Robertson Stephens analyst Eric Upin cut Oracle's rating from a "buy" to "long-term attractive" earlier today.
The database software maker's stock yesterday fell 12 percent, or $9.50, to $69.50, after Bloomberg News reported that Henley told financial analysts growth in database sales would slip this quarter from last quarter, but would rise again early next year. Sales of the software, which stores and collects information, rose 32 percent year-over-year last quarter. Henley in a statement today said that it was not a sales or earnings warning.
Henley told analysts yesterday that overall sales look strong for the current quarter. He reiterated that he expects business software growth rates of 50 percent to 100 percent the rest of the year after growing only a disappointing 42 percent the previous quarter. He also told analysts that database growth should be about 20 percent.
While other financial analyst firms such as Morgan Stanley Dean Witter and Chase Hambrecht & Quist maintained "buy" ratings, Upin said he downgraded Oracle because of concerns that the database software market is maturing and because the company hasn't proven that it can sell Oracle E-business Suite 11i, Oracle's Web-enabled suite of business software.

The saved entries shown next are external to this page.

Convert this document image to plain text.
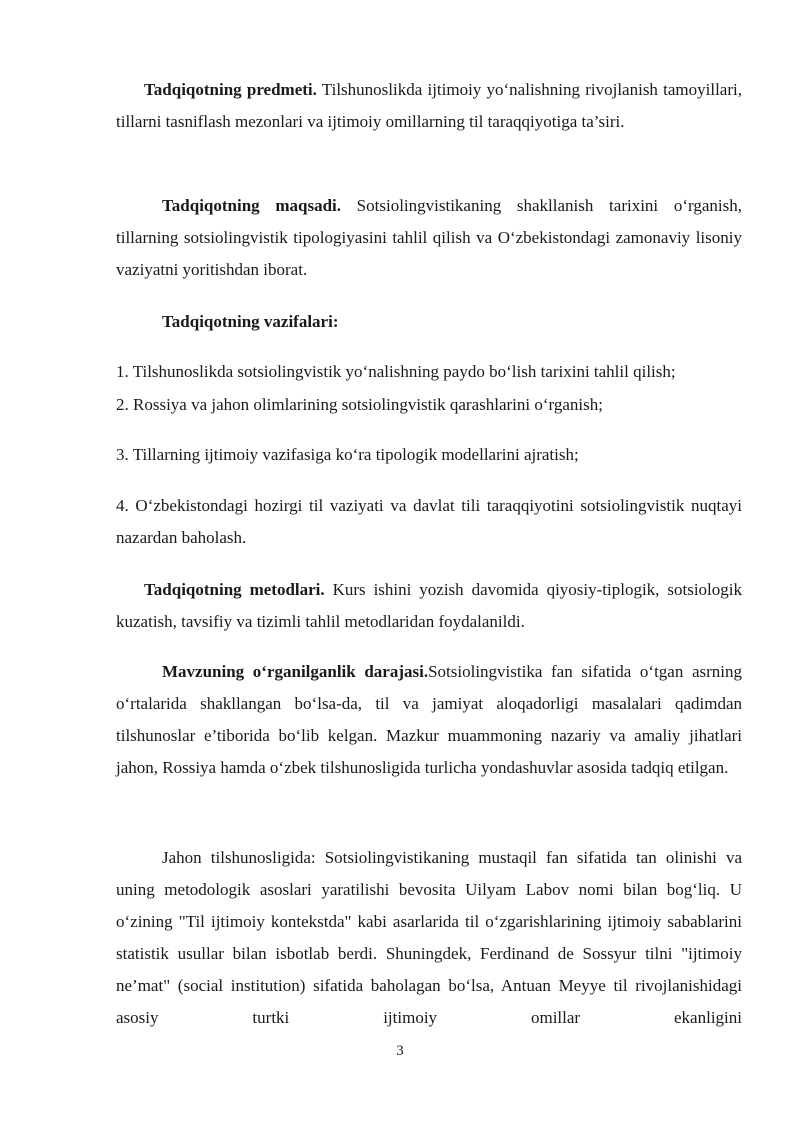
Tadqiqotning predmeti. Tilshunoslikda ijtimoiy yo‘nalishning rivojlanish tamoyillari, tillarni tasniflash mezonlari va ijtimoiy omillarning til taraqqiyotiga ta’siri.

Tadqiqotning maqsadi. Sotsiolingvistikaning shakllanish tarixini o‘rganish, tillarning sotsiolingvistik tipologiyasini tahlil qilish va O‘zbekistondagi zamonaviy lisoniy vaziyatni yoritishdan iborat.

Tadqiqotning vazifalari:

1. Tilshunoslikda sotsiolingvistik yo‘nalishning paydo bo‘lish tarixini tahlil qilish;

2. Rossiya va jahon olimlarining sotsiolingvistik qarashlarini o‘rganish;

3. Tillarning ijtimoiy vazifasiga ko‘ra tipologik modellarini ajratish;

4. O‘zbekistondagi hozirgi til vaziyati va davlat tili taraqqiyotini sotsiolingvistik nuqtayi nazardan baholash.

Tadqiqotning metodlari. Kurs ishini yozish davomida qiyosiy-tiplogik, sotsiologik kuzatish, tavsifiy va tizimli tahlil metodlaridan foydalanildi.

Mavzuning o‘rganilganlik darajasi.Sotsiolingvistika fan sifatida o‘tgan asrning o‘rtalarida shakllangan bo‘lsa-da, til va jamiyat aloqadorligi masalalari qadimdan tilshunoslar e’tiborida bo‘lib kelgan. Mazkur muammoning nazariy va amaliy jihatlari jahon, Rossiya hamda o‘zbek tilshunosligida turlicha yondashuvlar asosida tadqiq etilgan.

Jahon tilshunosligida: Sotsiolingvistikaning mustaqil fan sifatida tan olinishi va uning metodologik asoslari yaratilishi bevosita Uilyam Labov nomi bilan bog‘liq. U o‘zining "Til ijtimoiy kontekstda" kabi asarlarida til o‘zgarishlarining ijtimoiy sabablarini statistik usullar bilan isbotlab berdi. Shuningdek, Ferdinand de Sossyur tilni "ijtimoiy ne’mat" (social institution) sifatida baholagan bo‘lsa, Antuan Meyye til rivojlanishidagi asosiy turtki ijtimoiy omillar ekanligini

3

"We believe it is difficult to make an argument for the stock to move meaningfully higher over the near term," Upin said in a research report. "We believe the application suite...represents a significant departure for the company and the industry...resulting in more limited revenue visibility over the next two to three quarters."
Other analysts were more gung-ho about the company's prospects.
"We continue to see that Oracle is making progress on cementing its position as one of the dominant, influential e-business providers to large and midsize customers on a global basis," analyst James Pickrel of Chase H&Q said in a report.